On Sunday, January 22, 2012, David Buhler <davidbuh...@gmail.com> wrote:
> I believe Alex's suggestion for a versioning pattern has the following
benefits:
>
> 1) The versioning pattern separates Adobe's SDK Versioning from the
> Apache SDK Versioning. This provides a simple visual cue about SDKs
> the community has developed vs SDKs Adobe has developed.

It will be distinguishable regardless of version scheme because it will a.)
have a new logo and b.) have the new name: Apache Flex.


> 2) Using a year in a versioning pattern is a way to show the speed of
> releases over a one year timeframe.

It will also show how many releases you DIDN'T do in a year... that said,
does it matter how many per year? Firefox releases 20 version a year now
(exaggeration) and their browser still sucks.
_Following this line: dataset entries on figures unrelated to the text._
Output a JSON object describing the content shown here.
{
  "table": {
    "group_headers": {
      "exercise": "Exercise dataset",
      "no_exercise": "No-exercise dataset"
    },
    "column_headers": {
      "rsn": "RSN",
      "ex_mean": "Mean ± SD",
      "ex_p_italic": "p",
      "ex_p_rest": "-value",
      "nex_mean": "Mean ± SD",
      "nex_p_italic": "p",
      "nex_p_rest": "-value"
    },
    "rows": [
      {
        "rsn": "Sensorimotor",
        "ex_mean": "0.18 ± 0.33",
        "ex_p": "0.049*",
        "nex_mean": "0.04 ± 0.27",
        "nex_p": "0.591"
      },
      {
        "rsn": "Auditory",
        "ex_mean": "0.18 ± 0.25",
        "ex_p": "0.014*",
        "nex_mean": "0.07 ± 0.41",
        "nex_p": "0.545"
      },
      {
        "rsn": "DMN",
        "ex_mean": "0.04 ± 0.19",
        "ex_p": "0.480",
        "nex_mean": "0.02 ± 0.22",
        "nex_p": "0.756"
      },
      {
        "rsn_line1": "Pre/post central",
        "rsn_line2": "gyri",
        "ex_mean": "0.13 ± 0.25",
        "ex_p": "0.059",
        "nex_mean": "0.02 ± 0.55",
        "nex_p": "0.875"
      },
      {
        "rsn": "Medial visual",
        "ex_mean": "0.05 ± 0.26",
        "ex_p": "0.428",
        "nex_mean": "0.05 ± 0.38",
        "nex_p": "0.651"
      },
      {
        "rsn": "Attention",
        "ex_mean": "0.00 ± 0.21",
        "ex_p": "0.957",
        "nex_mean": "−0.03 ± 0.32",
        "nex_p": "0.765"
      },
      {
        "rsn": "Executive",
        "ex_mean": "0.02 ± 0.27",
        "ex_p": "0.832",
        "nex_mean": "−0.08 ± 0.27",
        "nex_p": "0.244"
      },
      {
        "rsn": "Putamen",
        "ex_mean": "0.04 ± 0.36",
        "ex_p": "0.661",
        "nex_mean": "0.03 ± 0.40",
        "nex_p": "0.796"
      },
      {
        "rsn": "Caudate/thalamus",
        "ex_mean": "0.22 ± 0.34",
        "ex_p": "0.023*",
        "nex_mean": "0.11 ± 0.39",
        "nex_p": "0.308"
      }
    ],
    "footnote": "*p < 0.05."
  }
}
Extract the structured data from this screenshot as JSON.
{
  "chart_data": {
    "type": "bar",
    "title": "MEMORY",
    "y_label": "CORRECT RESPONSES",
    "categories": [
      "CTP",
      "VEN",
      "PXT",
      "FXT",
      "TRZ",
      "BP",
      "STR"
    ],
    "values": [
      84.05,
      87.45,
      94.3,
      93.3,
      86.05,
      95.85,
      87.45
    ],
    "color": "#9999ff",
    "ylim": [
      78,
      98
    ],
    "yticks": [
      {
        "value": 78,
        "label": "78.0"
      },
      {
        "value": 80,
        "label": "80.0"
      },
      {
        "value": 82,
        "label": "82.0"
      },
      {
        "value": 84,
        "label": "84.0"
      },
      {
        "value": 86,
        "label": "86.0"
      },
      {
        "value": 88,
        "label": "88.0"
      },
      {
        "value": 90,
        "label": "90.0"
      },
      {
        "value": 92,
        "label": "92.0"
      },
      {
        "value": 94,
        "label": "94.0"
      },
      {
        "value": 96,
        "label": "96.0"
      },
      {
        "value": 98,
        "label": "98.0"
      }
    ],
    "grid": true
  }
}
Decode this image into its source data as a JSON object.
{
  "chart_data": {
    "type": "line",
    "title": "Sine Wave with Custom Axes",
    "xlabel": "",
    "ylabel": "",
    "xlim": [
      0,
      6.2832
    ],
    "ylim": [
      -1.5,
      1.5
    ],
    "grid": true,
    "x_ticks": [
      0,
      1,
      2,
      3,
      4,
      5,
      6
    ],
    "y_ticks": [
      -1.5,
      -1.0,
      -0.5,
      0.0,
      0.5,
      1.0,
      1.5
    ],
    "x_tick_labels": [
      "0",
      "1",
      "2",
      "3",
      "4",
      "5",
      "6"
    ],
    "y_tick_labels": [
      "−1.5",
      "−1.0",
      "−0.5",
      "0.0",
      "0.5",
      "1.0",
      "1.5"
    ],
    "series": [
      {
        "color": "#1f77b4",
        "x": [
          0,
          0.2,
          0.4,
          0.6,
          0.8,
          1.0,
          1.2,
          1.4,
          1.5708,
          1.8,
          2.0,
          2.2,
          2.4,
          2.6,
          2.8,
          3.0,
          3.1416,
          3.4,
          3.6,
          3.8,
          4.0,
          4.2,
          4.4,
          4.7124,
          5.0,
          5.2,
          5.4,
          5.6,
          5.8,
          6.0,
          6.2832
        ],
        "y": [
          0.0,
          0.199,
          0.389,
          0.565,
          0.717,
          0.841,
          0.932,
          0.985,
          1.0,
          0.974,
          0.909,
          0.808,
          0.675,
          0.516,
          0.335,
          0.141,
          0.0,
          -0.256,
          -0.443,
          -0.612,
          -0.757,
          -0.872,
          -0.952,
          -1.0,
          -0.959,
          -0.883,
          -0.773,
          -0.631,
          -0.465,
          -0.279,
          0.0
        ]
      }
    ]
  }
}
> 3) Using a year in a versioning pattern allows for quick numerical
> sorting when looking for an SDK.

How is that any different from sequential version numbers? I don't believe
it's any different.

> 4) Using a year in a versioning pattern provides a simple frame of
> reference to remember what a particular SDK included (or, read another
> way, what someone invested into a particular SDK).
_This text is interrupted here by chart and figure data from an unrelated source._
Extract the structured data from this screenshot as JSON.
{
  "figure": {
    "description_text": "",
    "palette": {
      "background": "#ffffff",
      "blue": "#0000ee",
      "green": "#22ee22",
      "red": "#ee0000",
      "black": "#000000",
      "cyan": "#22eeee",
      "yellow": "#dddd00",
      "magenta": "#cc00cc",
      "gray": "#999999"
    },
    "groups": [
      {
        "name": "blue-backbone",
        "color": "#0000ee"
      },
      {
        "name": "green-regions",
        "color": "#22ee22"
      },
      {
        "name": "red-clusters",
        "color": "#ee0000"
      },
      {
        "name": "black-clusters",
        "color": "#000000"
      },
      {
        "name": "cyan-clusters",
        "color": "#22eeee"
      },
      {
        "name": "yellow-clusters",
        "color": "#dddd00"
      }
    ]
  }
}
Don't see how the year 2011 let's me know that Spark bugs were fixed in
releases of that year.

This make it easier
> to remember a timeline of a particular feature's evolution. People
> relate to dates they can associate with periods in their life much
> better than version numbers, since version numbers have no association
> with life-events.

Better yet, release notes, README files and change logs are much more
efficient at portraying the evolution of software as opposed to trying to
remember feature sets from memory using year based numbering systems.